Hotels would get a big boost if their VAT rate was reduced

Hotels would get a big boost if their VAT rate was reduced

For hotel industry enterprises to create more jobs and implement investments that will improve the quality of service, they need a more favorable tax policy, Alpha Bank argues in its weekly financial bulletin.

The lender’s economists explain that the imposition of a higher value-added tax on hotels since 2015 (when the rate rose from 6 to 13 percent) in most of the country (excluding Leros, Lesvos, Kos, Samos and Chios which have been granted special VAT status) has damaged the sector’s competitiveness, although hotel enterprises have been forced to absorb most of the hikes themselves to compete with prices in Greece’s rival destinations.

Alpha’s analysts stress that lightening the tax load on hotel enterprises would also give them a better chance of wooing visitors considering a short-term residential rental instead, as offered through online platforms such as Airbnb and HomeAway. In addition, it would result in a decline in hotel service prices and tackle the issue of seasonality: Greek hotels wouldn’t open only during periods of high tourism traffic as costs would allow them to stay open for longer each year.

Hellenic Statistical Authority data show that 9,783 hotel units operated in Greece last year, against 8,899 in 2004, a 9.9 percent increase over 13 years.
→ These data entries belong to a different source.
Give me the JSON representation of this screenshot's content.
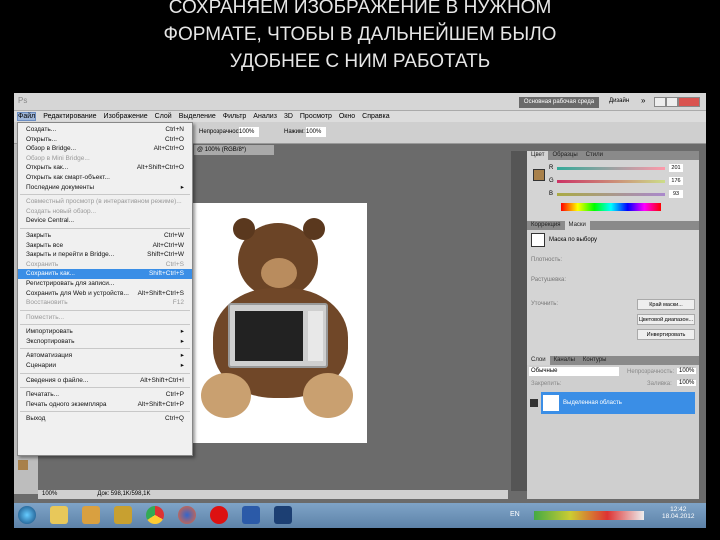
{
  "slide_title": [
    "СОХРАНЯЕМ ИЗОБРАЖЕНИЕ В НУЖНОМ",
    "ФОРМАТЕ, ЧТОБЫ В ДАЛЬНЕЙШЕМ БЫЛО",
    "УДОБНЕЕ С НИМ РАБОТАТЬ"
  ],
  "appbar": {
    "logo": "Ps",
    "workspace": "Основная рабочая среда",
    "design": "Дизайн",
    "more": "»"
  },
  "menubar": [
    "Файл",
    "Редактирование",
    "Изображение",
    "Слой",
    "Выделение",
    "Фильтр",
    "Анализ",
    "3D",
    "Просмотр",
    "Окно",
    "Справка"
  ],
  "options": {
    "opacity_label": "Непрозрачность:",
    "opacity": "100%",
    "flow_label": "Нажим:",
    "flow": "100%"
  },
  "doc_tab": "@ 100% (RGB/8*)",
  "file_menu": [
    {
      "label": "Создать...",
      "sc": "Ctrl+N"
    },
    {
      "label": "Открыть...",
      "sc": "Ctrl+O"
    },
    {
      "label": "Обзор в Bridge...",
      "sc": "Alt+Ctrl+O"
    },
    {
      "label": "Обзор в Mini Bridge...",
      "sc": "",
      "dis": true
    },
    {
      "label": "Открыть как...",
      "sc": "Alt+Shift+Ctrl+O"
    },
    {
      "label": "Открыть как смарт-объект...",
      "sc": ""
    },
    {
      "label": "Последние документы",
      "sc": "▸"
    },
    {
      "sep": true
    },
    {
      "label": "Совместный просмотр (в интерактивном режиме)...",
      "sc": "",
      "dis": true
    },
    {
      "label": "Создать новый обзор...",
      "sc": "",
      "dis": true
    },
    {
      "label": "Device Central...",
      "sc": ""
    },
    {
      "sep": true
    },
    {
      "label": "Закрыть",
      "sc": "Ctrl+W"
    },
    {
      "label": "Закрыть все",
      "sc": "Alt+Ctrl+W"
    },
    {
      "label": "Закрыть и перейти в Bridge...",
      "sc": "Shift+Ctrl+W"
    },
    {
      "label": "Сохранить",
      "sc": "Ctrl+S",
      "dis": true
    },
    {
      "label": "Сохранить как...",
      "sc": "Shift+Ctrl+S",
      "hl": true
    },
    {
      "label": "Регистрировать для записи...",
      "sc": ""
    },
    {
      "label": "Сохранить для Web и устройств...",
      "sc": "Alt+Shift+Ctrl+S"
    },
    {
      "label": "Восстановить",
      "sc": "F12",
      "dis": true
    },
    {
      "sep": true
    },
    {
      "label": "Поместить...",
      "sc": "",
      "dis": true
    },
    {
      "sep": true
    },
    {
      "label": "Импортировать",
      "sc": "▸"
    },
    {
      "label": "Экспортировать",
      "sc": "▸"
    },
    {
      "sep": true
    },
    {
      "label": "Автоматизация",
      "sc": "▸"
    },
    {
      "label": "Сценарии",
      "sc": "▸"
    },
    {
      "sep": true
    },
    {
      "label": "Сведения о файле...",
      "sc": "Alt+Shift+Ctrl+I"
    },
    {
      "sep": true
    },
    {
      "label": "Печатать...",
      "sc": "Ctrl+P"
    },
    {
      "label": "Печать одного экземпляра",
      "sc": "Alt+Shift+Ctrl+P"
    },
    {
      "sep": true
    },
    {
      "label": "Выход",
      "sc": "Ctrl+Q"
    }
  ],
  "color_panel": {
    "tabs": [
      "Цвет",
      "Образцы",
      "Стили"
    ],
    "r_label": "R",
    "g_label": "G",
    "b_label": "B",
    "r": "201",
    "g": "176",
    "b": "93",
    "swatch": "#a8804a"
  },
  "masks_panel": {
    "tabs": [
      "Коррекция",
      "Маски"
    ],
    "title": "Маска по выбору",
    "density": "Плотность:",
    "feather": "Растушевка:",
    "refine": "Уточнить:",
    "btn1": "Край маски...",
    "btn2": "Цветовой диапазон...",
    "btn3": "Инвертировать"
  },
  "layers_panel": {
    "tabs": [
      "Слои",
      "Каналы",
      "Контуры"
    ],
    "blend": "Обычные",
    "opacity_label": "Непрозрачность:",
    "opacity": "100%",
    "lock_label": "Закрепить:",
    "fill_label": "Заливка:",
    "fill": "100%",
    "layer_name": "Выделенная область"
  },
  "status": {
    "zoom": "100%",
    "doc": "Док: 598,1K/598,1K"
  },
  "taskbar": {
    "lang": "EN",
    "time": "12:42",
    "date": "18.04.2012"
  }
}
The number of rooms available rose to 414,127 in 2017 – a 17.7 percent increase compared to 351,891 in 2004 – while the number of available beds climbed 20.6 percent, from 668,271 in 2004 to 806,045 in 2017.

The Alpha Bank analysis notes that the increase in foreign tourism arrivals last year to over 30 million had a positive impact on hotel enterprises’ revenues, which according to ICAP researchers grew by more than 3 percent in 2017 compared to 2016. In the period from 2018 to 2020, ICAP projections point to an annual growth rate of 3.5 percent.

The report concludes that there is scope for an even greater rise in tourism arrivals and revenues, due to the country’s attractive tourism product and its geographical, cultural and historical advantages over its direct competitors, while hotel infrastructure has improved thanks to the increase of foreign hotel groups with a strong brand name.